U.S. strikes prompt ASEAN to lure investment
U.S. strikes prompt ASEAN to lure investment
HANOI, Vietnam (AP): Economic uncertainty following the terrorist attacks in America prompted Southeast Asian nations to boost their efforts to lure outside capital by acting more quickly to eliminate restrictions on foreign investment, Cabinet officials said Friday.
"There's a sense of greater urgency as a result of what happened there," said Singaporean Trade Minister George Yong-Boon Yeo. "The prospects for an early recovery have receded."
The 10 members of the Association of Southeast Asian Nations had intended to change their deadline for treating outside investors the same as local investors from 2020 to 2015, but the crisis in the United States prompted the six wealthiest ASEAN members to move the deadline to 2010.
The less-developed members, Myanmar, Cambodia, Vietnam and Laos, will wait until 2015.
The ASEAN states fear their already shaky investment prospects could worsen after China joins the World Trade Organization - probably within the next few months - opening the world's most populous nation even further to foreign investors who have been clamoring for more access.
ASEAN hopes to create a unified investment zone by breaking down bureaucracies and red tape that stifle trade, and ministers said each member would be looking at its own rules and laws to liberalize them.
"If it's restraining the private sector, we have to eliminate it," Malaysian Trade Minister Rafidah Aziz told a news conference. "We need to do it in a hurry, because the world won't wait for ASEAN."
Aziz noted that some of the nations have already exceeded ASEAN's goals and others need to catch up.

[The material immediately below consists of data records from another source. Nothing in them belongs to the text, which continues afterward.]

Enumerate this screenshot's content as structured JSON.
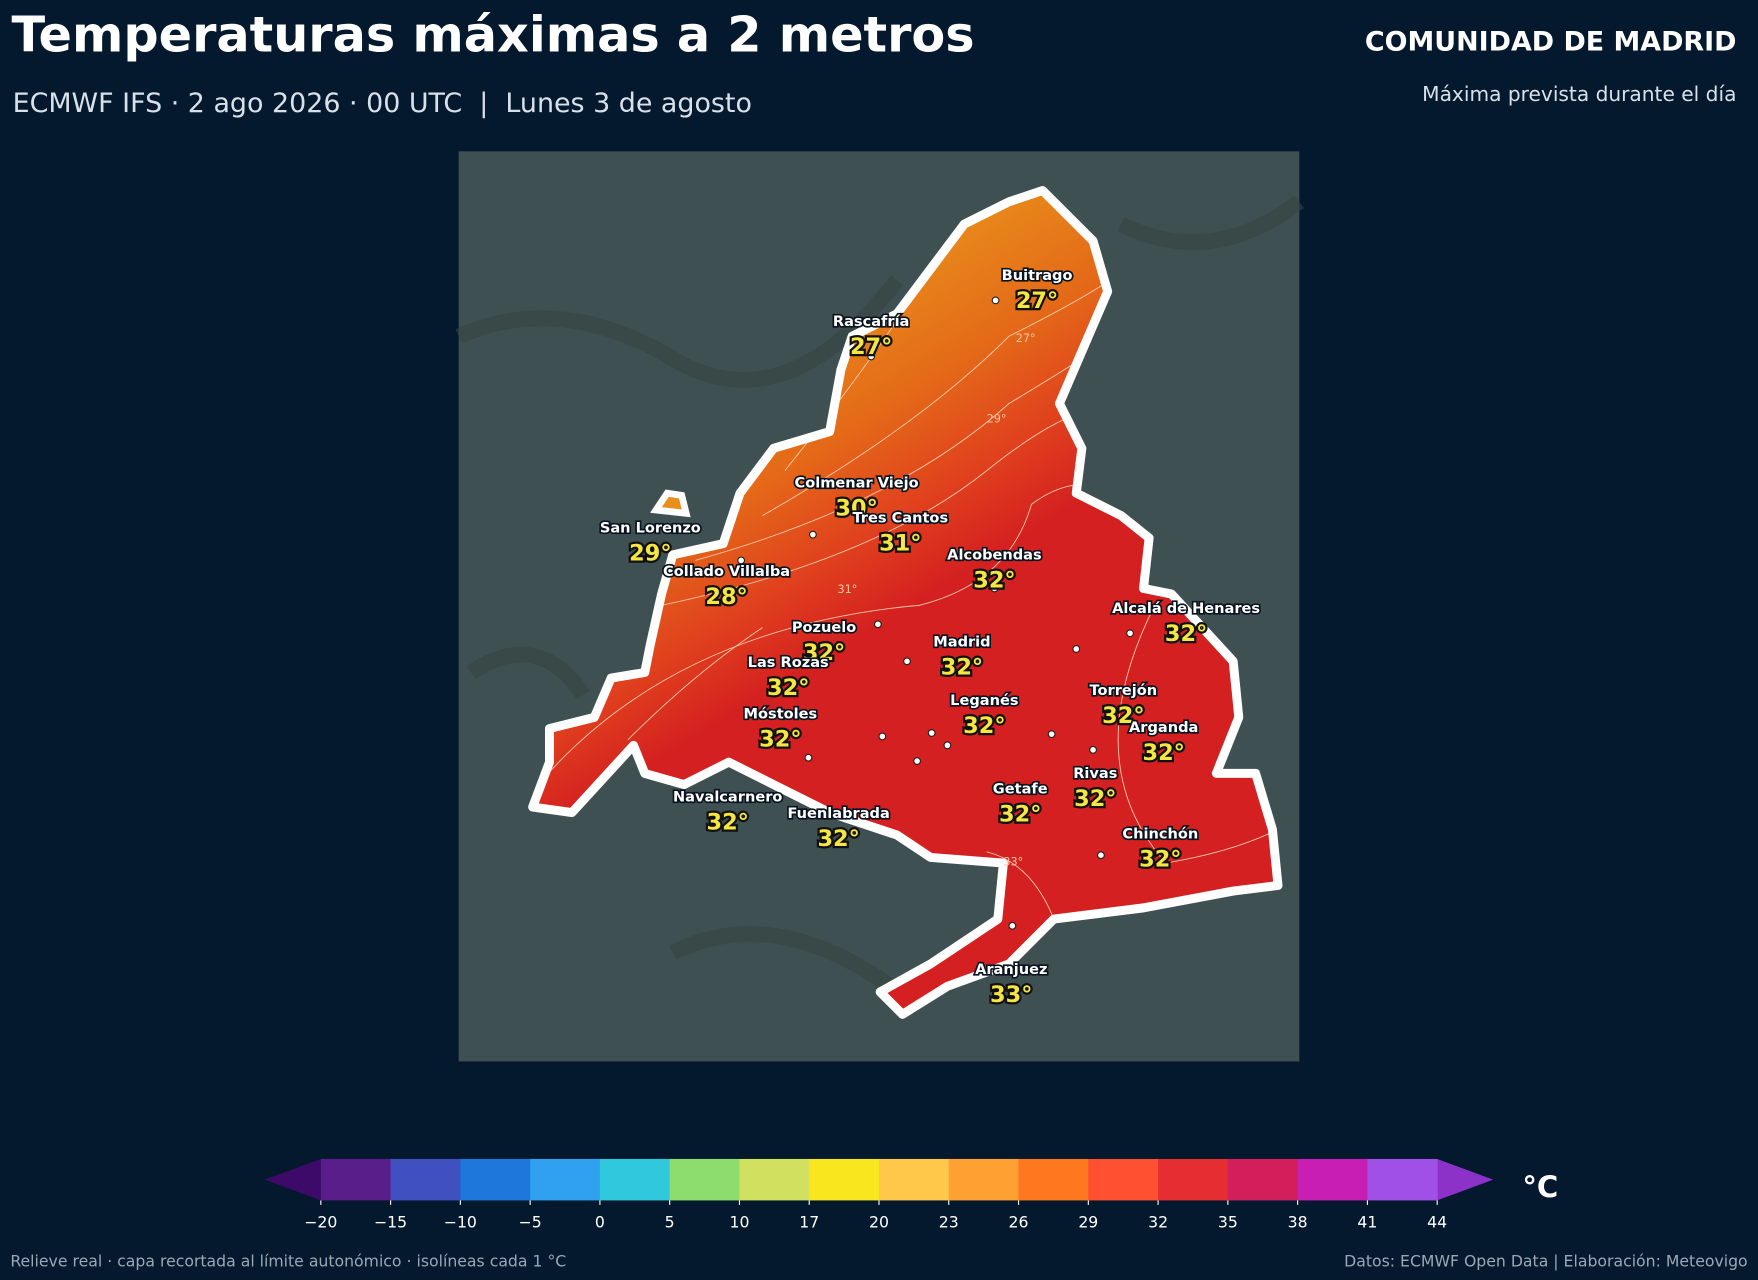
{
  "header": {
    "title": "Temperaturas máximas a 2 metros",
    "subtitle": "ECMWF IFS · 2 ago 2026 · 00 UTC  |  Lunes 3 de agosto",
    "region": "COMUNIDAD DE MADRID",
    "region_note": "Máxima prevista durante el día"
  },
  "cities": [
    {
      "name": "Buitrago",
      "temp": "27°"
    },
    {
      "name": "Rascafría",
      "temp": "27°"
    },
    {
      "name": "Colmenar Viejo",
      "temp": "30°"
    },
    {
      "name": "Tres Cantos",
      "temp": "31°"
    },
    {
      "name": "San Lorenzo",
      "temp": "29°"
    },
    {
      "name": "Collado Villalba",
      "temp": "28°"
    },
    {
      "name": "Alcobendas",
      "temp": "32°"
    },
    {
      "name": "Alcalá de Henares",
      "temp": "32°"
    },
    {
      "name": "Pozuelo",
      "temp": "32°"
    },
    {
      "name": "Madrid",
      "temp": "32°"
    },
    {
      "name": "Las Rozas",
      "temp": "32°"
    },
    {
      "name": "Torrejón",
      "temp": "32°"
    },
    {
      "name": "Leganés",
      "temp": "32°"
    },
    {
      "name": "Móstoles",
      "temp": "32°"
    },
    {
      "name": "Arganda",
      "temp": "32°"
    },
    {
      "name": "Rivas",
      "temp": "32°"
    },
    {
      "name": "Getafe",
      "temp": "32°"
    },
    {
      "name": "Navalcarnero",
      "temp": "32°"
    },
    {
      "name": "Fuenlabrada",
      "temp": "32°"
    },
    {
      "name": "Chinchón",
      "temp": "32°"
    },
    {
      "name": "Aranjuez",
      "temp": "33°"
    }
  ],
  "isoline_labels": [
    "27°",
    "29°",
    "31°",
    "33°"
  ],
  "colorbar": {
    "unit": "°C",
    "ticks": [
      {
        "value": -20,
        "label": "−20"
      },
      {
        "value": -15,
        "label": "−15"
      },
      {
        "value": -10,
        "label": "−10"
      },
      {
        "value": -5,
        "label": "−5"
      },
      0,
      5,
      10,
      17,
      20,
      23,
      26,
      29,
      32,
      35,
      38,
      41,
      44
    ],
    "colors": [
      "#5a1e8a",
      "#4050c0",
      "#1e78dc",
      "#30a0f0",
      "#30c8dc",
      "#8cdc6e",
      "#d2e060",
      "#fae61e",
      "#ffc84a",
      "#ffa032",
      "#ff7820",
      "#ff5032",
      "#e62d32",
      "#d21e5a",
      "#c81eb4",
      "#a050e6"
    ],
    "under_color": "#3e0a6a",
    "over_color": "#8c32c8"
  },
  "footer": {
    "left": "Relieve real · capa recortada al límite autonómico · isolíneas cada 1 °C",
    "right": "Datos: ECMWF Open Data | Elaboración: Meteovigo"
  }
}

ASEAN's fears about China's accession to the Geneva-based WTO, which sets global trade rules, have been aggravated recently by economic slowdowns in all the world's major economies, which will dampen demand for the exports that are the backbone of many Asian economies.
The hijacking of four U.S. passengers jets, two of which were flown directly into New York's World Trade Center in a suicide attack that leveled the twin towers, has jolted the world and stirred fears it could throw economies into further trouble. Yeo said that helped convince the ASEAN members to hasten their plans.
"It is not clear what the effect will be, but it could be for the worse," Yeo said.
The six ASEAN members who will treat all investors the same as of 2010 are Brunei, Indonesia, Malaysia, the Philippines, Thailand and Singapore.